3. A legacy launch business that loses money. The Space segment generated $4 billion in revenue in 2025, but spent nearly as much—$3 billion—in R&D on Starship development alone. SpaceX revealed it has spent over $15 billion developing Starship, more than originally budgeted. 


Is $1.75 Trillion a Defensible Valuation?

This is where the non-consensus view matters. The bull case says you are buying Starlink at scale, launch market dominance, xAI optionality, and orbital compute capacity before the AI segment proves profitability—and that the combination deserves a premium. The prospectus enables that argument. Starlink subscribers doubled in 2025, and adjusted EBITDA grew 86% between 2024 and 2025. 


The bear case is equally visible in the same document. Renowned valuation scholar Aswath Damodaran's discounted cash flow analysis yields an estimated valuation of roughly $1.22 trillion—about 30% below the IPO price. Meanwhile, average revenue per user has decreased from $99 per subscriber per month in 2023 to $66 by end of Q1 2026. You are paying a premium multiple on a business where the core product is getting cheaper per user, being subsidized by a money-losing AI bet, and priced at a 30% premium to a rigorous DCF. 


That is not automatically wrong. Amazon lost money for years. But investors should be clear about what they are doing: they are paying a faith-based premium on xAI's trajectory while Starlink's per-user economics compress.


What the Control Structure Actually Means for Minority Shareholders

This detail belongs in every SpaceX IPO analysis and appears in almost none: Musk controls 85% of SpaceX voting power, with 849.5 million Class A shares and 5.57 billion Class B shares. No other person or entity has a stake larger than 5%. 

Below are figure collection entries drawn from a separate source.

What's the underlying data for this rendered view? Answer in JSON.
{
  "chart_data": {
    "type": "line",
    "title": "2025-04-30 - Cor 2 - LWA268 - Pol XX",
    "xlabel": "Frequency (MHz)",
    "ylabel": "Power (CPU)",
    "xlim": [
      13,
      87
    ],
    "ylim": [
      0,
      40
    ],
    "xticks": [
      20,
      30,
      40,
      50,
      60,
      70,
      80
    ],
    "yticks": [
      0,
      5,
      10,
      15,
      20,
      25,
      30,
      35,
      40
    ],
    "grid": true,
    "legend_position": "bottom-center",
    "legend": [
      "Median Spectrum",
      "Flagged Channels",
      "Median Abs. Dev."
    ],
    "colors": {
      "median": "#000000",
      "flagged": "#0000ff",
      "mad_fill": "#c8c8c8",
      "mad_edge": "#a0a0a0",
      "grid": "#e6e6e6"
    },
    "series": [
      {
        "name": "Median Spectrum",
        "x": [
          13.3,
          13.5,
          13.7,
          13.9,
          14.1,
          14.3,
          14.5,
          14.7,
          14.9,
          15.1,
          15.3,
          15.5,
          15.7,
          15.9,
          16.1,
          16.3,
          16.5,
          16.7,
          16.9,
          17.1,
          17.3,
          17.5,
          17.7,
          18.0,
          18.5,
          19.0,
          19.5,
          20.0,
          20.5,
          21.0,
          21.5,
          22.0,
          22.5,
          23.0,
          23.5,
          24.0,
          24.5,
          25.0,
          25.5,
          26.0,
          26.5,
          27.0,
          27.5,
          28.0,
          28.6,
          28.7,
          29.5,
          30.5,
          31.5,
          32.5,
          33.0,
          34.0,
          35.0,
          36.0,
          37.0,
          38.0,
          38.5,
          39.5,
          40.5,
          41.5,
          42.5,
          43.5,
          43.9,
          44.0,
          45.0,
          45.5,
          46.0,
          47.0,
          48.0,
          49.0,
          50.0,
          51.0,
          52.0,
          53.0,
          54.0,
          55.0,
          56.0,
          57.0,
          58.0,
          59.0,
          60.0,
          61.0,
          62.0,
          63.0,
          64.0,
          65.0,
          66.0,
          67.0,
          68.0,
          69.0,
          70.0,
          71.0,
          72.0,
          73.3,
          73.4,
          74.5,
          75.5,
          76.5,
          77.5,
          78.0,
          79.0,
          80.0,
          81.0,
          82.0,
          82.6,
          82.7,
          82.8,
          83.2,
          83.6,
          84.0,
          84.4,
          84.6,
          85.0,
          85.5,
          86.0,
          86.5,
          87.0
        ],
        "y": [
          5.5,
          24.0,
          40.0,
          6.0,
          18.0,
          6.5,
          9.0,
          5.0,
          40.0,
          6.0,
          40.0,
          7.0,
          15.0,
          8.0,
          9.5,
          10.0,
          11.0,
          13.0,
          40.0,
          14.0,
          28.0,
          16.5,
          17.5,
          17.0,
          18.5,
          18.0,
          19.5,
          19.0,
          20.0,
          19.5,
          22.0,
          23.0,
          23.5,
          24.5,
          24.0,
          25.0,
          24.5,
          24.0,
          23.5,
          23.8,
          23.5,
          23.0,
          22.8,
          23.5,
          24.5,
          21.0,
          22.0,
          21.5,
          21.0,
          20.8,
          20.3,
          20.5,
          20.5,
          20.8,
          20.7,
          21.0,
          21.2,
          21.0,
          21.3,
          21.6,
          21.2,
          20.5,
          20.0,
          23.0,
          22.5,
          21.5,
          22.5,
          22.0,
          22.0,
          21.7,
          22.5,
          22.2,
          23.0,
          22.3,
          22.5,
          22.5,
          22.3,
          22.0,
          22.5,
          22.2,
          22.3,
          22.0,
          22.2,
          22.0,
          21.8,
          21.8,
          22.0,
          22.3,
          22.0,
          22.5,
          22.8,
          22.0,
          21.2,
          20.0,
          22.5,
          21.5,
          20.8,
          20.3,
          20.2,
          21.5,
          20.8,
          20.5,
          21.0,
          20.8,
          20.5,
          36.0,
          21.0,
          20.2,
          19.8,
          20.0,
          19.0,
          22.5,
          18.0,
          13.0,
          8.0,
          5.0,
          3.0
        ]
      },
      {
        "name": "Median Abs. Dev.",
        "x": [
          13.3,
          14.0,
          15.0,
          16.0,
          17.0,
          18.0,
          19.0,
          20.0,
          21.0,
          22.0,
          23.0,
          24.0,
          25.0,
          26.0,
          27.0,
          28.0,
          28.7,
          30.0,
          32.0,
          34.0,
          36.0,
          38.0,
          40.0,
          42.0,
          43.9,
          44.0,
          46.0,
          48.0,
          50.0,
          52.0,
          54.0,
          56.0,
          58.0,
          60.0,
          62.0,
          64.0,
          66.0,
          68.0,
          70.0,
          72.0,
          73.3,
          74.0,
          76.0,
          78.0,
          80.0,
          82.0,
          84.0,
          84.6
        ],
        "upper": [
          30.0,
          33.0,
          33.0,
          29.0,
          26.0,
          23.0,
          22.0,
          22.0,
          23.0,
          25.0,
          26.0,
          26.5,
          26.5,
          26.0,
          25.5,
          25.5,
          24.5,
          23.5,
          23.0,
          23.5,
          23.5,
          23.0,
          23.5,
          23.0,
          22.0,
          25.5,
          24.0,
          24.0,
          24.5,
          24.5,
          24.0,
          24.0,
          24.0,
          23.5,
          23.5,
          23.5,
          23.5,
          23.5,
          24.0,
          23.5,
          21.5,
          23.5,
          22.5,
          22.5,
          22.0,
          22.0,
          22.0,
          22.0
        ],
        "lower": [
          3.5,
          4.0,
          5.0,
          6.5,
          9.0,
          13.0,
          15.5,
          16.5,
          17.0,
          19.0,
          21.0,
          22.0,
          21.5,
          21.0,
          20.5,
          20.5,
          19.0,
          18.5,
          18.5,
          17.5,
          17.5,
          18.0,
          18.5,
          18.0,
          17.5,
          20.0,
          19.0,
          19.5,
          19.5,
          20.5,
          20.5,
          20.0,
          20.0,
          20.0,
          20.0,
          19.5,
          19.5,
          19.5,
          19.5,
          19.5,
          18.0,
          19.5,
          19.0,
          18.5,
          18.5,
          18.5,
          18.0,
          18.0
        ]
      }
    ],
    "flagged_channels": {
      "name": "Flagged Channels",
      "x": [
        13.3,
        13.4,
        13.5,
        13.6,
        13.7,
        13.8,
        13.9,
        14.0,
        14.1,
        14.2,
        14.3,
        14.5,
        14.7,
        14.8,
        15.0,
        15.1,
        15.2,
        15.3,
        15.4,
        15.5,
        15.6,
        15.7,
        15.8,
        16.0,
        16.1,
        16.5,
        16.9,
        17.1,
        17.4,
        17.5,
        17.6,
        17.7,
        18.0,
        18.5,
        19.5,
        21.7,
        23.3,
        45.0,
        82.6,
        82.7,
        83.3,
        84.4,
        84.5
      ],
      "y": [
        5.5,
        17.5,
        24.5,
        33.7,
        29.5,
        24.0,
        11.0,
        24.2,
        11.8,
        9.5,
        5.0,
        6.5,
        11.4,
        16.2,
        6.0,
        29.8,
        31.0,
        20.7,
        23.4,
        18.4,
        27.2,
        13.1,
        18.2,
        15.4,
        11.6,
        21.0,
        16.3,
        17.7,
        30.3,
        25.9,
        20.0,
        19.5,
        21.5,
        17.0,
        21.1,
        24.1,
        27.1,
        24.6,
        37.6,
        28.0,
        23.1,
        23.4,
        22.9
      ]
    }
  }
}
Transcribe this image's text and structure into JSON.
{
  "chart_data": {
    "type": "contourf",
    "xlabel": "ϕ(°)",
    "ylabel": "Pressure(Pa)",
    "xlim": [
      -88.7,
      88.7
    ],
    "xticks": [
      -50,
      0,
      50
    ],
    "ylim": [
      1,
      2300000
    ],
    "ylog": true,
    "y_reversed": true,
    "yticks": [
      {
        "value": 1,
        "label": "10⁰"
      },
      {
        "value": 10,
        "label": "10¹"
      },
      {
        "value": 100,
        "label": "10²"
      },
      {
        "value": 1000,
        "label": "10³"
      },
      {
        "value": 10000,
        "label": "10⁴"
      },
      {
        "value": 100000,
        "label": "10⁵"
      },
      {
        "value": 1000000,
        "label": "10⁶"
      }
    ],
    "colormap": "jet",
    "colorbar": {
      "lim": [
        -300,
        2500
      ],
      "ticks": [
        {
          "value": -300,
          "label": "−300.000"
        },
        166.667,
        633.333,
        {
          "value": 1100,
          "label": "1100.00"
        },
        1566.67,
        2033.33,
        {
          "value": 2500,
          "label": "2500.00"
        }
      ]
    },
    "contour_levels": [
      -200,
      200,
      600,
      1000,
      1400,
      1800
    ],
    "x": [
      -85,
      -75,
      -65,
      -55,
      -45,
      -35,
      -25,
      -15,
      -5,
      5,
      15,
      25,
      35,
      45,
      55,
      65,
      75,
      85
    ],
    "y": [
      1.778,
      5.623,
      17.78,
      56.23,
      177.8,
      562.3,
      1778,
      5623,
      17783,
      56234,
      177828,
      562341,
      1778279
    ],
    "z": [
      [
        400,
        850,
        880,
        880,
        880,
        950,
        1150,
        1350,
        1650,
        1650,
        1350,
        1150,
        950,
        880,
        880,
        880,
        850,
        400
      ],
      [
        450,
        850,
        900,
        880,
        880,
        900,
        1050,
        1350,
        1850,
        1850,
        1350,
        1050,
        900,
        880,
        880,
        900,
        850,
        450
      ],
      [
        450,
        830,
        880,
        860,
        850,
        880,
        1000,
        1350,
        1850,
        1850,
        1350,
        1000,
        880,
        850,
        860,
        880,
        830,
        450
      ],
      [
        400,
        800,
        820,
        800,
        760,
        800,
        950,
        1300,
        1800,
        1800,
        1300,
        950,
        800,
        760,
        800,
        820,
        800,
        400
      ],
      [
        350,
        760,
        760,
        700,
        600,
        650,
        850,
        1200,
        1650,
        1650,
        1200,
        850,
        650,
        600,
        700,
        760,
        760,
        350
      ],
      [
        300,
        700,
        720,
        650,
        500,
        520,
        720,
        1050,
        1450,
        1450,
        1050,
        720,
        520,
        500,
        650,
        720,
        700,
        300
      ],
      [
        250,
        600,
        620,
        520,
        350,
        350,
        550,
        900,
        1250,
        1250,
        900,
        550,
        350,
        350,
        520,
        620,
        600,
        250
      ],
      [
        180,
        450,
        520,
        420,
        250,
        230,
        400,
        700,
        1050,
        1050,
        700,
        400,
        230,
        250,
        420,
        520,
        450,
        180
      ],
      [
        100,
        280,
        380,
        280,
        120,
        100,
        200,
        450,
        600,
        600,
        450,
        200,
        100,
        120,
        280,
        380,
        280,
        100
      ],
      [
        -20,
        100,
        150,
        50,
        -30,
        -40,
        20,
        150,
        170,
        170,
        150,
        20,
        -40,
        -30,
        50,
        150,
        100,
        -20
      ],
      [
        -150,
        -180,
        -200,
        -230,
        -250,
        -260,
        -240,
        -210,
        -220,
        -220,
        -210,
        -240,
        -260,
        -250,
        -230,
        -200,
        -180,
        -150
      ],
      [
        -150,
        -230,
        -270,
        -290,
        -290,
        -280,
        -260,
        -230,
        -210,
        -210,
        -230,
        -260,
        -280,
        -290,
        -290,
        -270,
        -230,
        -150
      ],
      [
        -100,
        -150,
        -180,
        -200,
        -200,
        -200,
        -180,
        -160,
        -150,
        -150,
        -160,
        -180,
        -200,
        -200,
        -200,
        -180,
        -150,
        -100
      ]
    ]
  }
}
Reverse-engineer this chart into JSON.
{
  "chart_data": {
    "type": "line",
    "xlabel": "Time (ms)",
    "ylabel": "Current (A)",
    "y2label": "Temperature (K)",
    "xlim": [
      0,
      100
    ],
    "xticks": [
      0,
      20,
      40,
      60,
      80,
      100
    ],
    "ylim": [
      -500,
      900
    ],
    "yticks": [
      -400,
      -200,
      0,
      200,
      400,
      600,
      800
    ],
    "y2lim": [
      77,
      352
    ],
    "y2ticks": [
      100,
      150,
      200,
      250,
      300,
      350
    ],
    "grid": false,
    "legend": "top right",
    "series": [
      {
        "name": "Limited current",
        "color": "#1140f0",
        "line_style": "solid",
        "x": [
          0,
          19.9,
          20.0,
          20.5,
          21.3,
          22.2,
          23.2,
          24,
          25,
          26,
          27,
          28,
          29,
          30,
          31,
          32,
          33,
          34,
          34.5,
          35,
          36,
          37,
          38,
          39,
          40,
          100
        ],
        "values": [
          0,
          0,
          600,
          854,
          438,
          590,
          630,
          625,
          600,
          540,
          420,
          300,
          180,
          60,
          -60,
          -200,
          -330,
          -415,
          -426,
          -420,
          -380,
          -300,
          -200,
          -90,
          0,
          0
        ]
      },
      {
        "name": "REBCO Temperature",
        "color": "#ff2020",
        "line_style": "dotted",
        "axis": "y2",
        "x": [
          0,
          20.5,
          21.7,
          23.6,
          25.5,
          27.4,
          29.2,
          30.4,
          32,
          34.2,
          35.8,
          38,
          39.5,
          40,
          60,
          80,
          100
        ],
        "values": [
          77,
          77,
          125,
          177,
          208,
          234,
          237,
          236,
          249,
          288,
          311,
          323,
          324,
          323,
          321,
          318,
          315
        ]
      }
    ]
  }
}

Additionally, Musk was awarded 1 billion performance-based restricted shares in January; vesting requires establishing a permanent human colony on Mars with at least one million inhabitants. The company is, literally, structured around a Mars colonization milestone as a compensation target. Retail investors buying SPCX are minority shareholders in a structure where one person holds supermajority control and whose personal compensation is tied to becoming an interplanetary civilization. This is a known risk. It is in the prospectus. Most of the coverage ignores it. 


The bottom line

SPCX is Starlink with a very expensive AI science project attached, wrapped in a governance structure Musk controls absolutely. The cash cow is real. The valuation premium is a conviction bet on xAI, Starship, and one man's judgment. Know what you are buying.


FAQ

Q: Can retail investors actually buy SPCX at $135?Retail access depends on your broker and IPO allocation. Pre-IPO, shares have traded in secondary markets at roughly $129–$142, per the framework. At open on June 12, standard brokerage accounts should have access. Whether you can get shares at $135 before a first-day pop is a different question entirely.


Q: What's the biggest single risk the prospectus flags?Elon Musk has warned of "genuine risk of bankruptcy" if Starship fails to achieve a flight rate of at least once every two weeks. That is in the company's own filing. Starship is also over budget at $15B+ spent. The launch business losing money today is supposed to become SpaceX's next profit center. That transition is not guaranteed.